The processes USPS used to make its calculations were inherently ad hoc and based on assumptions with little historic precedent, the agency’s inspector general found in a report on Wednesday. That led postal management to forecast precipitous declines in mail and package volume and corresponding calamitous drops in revenue. To date, however, USPS has earned more revenue than the same period before the COVID-19 pandemic began.
The better-than-expected results were driven in large part by skyrocketing package business as ecommerce sales grew while Americans remained at home, though regular mail volume has not declined as much as management had anticipated. Mail volume was down 27% in April 2020 compared to April 2019, but the declines were less severe in the months that followed. At the outset of the pandemic, the Postal Service projected its fiscal 2020 revenue could dip to as low as $67 billion. In reality, it took in more than $73 billion.
“Although no organization could accurately estimate the full impact of the pandemic, these trends suggest mail and package volume and revenue may not be permanently impacted to the extent that the Postal Service projected in its scenarios,” the inspector general said. The watchdog added that because the pandemic is ongoing, it is still too soon to make any definitive conclusions.
The IG faulted USPS for failing to document its processes for making its assumptions. Postal management spoke to its largest customers who said they expected to use the mail less as a result of the pandemic, for example, which affected the agency’s projections. It never recorded its takeaways from those conversations or indicated how they impacted its forecasts. Management was “unable to provide a documented methodology that included specific steps and assumptions they applied to determine volume projections,” the IG said.

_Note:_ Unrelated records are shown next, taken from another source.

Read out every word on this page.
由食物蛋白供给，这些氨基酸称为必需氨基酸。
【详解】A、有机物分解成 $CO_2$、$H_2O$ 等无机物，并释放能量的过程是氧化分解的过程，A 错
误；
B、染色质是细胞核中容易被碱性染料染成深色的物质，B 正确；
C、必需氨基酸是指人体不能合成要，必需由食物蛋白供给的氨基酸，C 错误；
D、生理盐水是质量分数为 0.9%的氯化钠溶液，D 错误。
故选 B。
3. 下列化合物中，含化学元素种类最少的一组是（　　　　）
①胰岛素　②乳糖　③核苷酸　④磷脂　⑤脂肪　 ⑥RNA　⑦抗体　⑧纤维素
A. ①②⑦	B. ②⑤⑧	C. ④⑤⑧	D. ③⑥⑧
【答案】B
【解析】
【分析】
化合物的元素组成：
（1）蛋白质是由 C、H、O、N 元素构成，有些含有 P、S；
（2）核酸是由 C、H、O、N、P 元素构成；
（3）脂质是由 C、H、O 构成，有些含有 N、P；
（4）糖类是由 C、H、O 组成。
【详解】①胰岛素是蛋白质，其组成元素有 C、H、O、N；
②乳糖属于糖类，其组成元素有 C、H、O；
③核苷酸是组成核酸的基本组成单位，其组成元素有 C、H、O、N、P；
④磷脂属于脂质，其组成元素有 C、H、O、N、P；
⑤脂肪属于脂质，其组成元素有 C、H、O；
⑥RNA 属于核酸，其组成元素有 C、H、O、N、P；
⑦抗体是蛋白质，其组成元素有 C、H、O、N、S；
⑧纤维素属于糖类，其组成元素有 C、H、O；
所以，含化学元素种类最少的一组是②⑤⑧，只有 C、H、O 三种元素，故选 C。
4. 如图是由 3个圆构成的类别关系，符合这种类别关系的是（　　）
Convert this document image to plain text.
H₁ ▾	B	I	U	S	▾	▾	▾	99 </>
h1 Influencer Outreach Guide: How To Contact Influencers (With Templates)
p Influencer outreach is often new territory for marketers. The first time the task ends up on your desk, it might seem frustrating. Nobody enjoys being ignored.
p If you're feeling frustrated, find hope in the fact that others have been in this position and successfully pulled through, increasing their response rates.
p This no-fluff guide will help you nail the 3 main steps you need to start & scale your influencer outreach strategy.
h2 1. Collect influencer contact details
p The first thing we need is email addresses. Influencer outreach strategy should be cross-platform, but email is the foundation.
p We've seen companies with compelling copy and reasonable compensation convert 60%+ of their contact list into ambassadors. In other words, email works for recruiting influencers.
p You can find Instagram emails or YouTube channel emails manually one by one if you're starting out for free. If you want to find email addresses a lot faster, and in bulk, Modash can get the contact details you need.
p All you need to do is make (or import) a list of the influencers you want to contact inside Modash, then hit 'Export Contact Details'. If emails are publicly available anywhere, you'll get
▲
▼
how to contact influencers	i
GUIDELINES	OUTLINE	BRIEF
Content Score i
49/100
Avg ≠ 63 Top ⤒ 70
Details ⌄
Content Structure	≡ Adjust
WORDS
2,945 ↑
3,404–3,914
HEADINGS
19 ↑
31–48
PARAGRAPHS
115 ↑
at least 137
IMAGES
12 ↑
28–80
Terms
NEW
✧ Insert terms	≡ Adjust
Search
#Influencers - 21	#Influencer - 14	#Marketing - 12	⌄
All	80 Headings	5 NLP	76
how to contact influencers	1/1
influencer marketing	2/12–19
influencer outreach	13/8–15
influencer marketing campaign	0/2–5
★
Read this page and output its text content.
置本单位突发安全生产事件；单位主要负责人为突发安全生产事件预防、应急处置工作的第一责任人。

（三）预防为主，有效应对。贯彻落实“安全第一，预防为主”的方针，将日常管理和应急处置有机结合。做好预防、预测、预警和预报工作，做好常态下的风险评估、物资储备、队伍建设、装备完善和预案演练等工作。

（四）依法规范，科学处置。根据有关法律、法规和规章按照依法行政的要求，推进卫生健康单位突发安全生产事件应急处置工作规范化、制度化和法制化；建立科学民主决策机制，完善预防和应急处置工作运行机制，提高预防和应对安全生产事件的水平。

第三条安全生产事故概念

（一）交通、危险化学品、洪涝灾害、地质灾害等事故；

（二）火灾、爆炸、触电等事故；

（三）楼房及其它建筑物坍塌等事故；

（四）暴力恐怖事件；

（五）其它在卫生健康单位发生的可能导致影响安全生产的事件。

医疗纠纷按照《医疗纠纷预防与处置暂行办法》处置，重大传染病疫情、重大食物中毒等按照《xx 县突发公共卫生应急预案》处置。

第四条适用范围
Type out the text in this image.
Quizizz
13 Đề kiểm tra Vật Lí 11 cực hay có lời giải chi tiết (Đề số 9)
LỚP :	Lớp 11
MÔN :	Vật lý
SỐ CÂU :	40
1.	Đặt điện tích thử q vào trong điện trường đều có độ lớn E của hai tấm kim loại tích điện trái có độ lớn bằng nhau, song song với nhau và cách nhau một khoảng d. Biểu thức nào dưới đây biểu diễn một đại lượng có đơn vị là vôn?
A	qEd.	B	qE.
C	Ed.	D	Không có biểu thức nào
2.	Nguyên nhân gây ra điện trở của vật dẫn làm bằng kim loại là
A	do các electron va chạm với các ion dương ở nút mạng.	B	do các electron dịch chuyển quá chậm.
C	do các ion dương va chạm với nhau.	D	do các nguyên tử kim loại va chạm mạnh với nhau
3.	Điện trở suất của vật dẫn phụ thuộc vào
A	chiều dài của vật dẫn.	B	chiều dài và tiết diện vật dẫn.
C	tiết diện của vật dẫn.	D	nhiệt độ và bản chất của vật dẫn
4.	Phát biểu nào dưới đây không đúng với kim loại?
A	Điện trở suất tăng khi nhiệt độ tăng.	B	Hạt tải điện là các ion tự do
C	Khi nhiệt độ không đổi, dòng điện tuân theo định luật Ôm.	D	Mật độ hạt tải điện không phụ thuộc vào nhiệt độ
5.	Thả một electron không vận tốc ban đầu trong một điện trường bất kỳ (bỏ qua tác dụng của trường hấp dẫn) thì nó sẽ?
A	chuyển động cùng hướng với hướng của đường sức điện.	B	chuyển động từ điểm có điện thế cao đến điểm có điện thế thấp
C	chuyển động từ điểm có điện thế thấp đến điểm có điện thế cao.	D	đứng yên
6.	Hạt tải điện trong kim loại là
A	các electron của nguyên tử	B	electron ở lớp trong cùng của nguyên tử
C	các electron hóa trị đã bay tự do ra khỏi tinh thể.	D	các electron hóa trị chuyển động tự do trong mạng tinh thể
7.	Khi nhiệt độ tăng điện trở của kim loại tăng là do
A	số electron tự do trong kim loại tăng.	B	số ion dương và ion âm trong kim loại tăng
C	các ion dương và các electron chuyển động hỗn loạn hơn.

In April, the Postal Service asked Congress for $75 billion in relief, citing the effects of the pandemic. Postal officials said at the time the agency was dealing with liquidity issues that would soon impact its ability to operate, though they later revised those estimates. Some members of Congress cited the agency’s turnaround in suggesting its management was being overdramatic with its requests. To date, lawmakers have provided $10 billion, though Postmaster General Louis DeJoy has indicated he will seek further investment in the near future.
Postal management has stressed that it does not expect its good fortune on package volume to continue as Americans begin to feel safer returning to stores. Growth in package volume also comes with its own set of problems, as it is more labor intensive and therefore costlier relative to regular mail. Despite the bit of positive news, USPS remains in a precarious financial situation. And while its finances have not suffered as much as anticipated, postal operations have suffered significantly as employee unavailability and other factors have created unprecedented mail delays.
The auditors said that going forward, USPS should create a process outlining specific steps it will take to make assumptions in the event of a catastrophic or unanticipated event. Management said it has already established a process to use econometric models and qualitative information during such events, but agreed to make a more formal checklist for its forecasts. It also agreed with the IG’s recommendation to issue an after-action report following the conclusion of the pandemic to evaluate its own actions.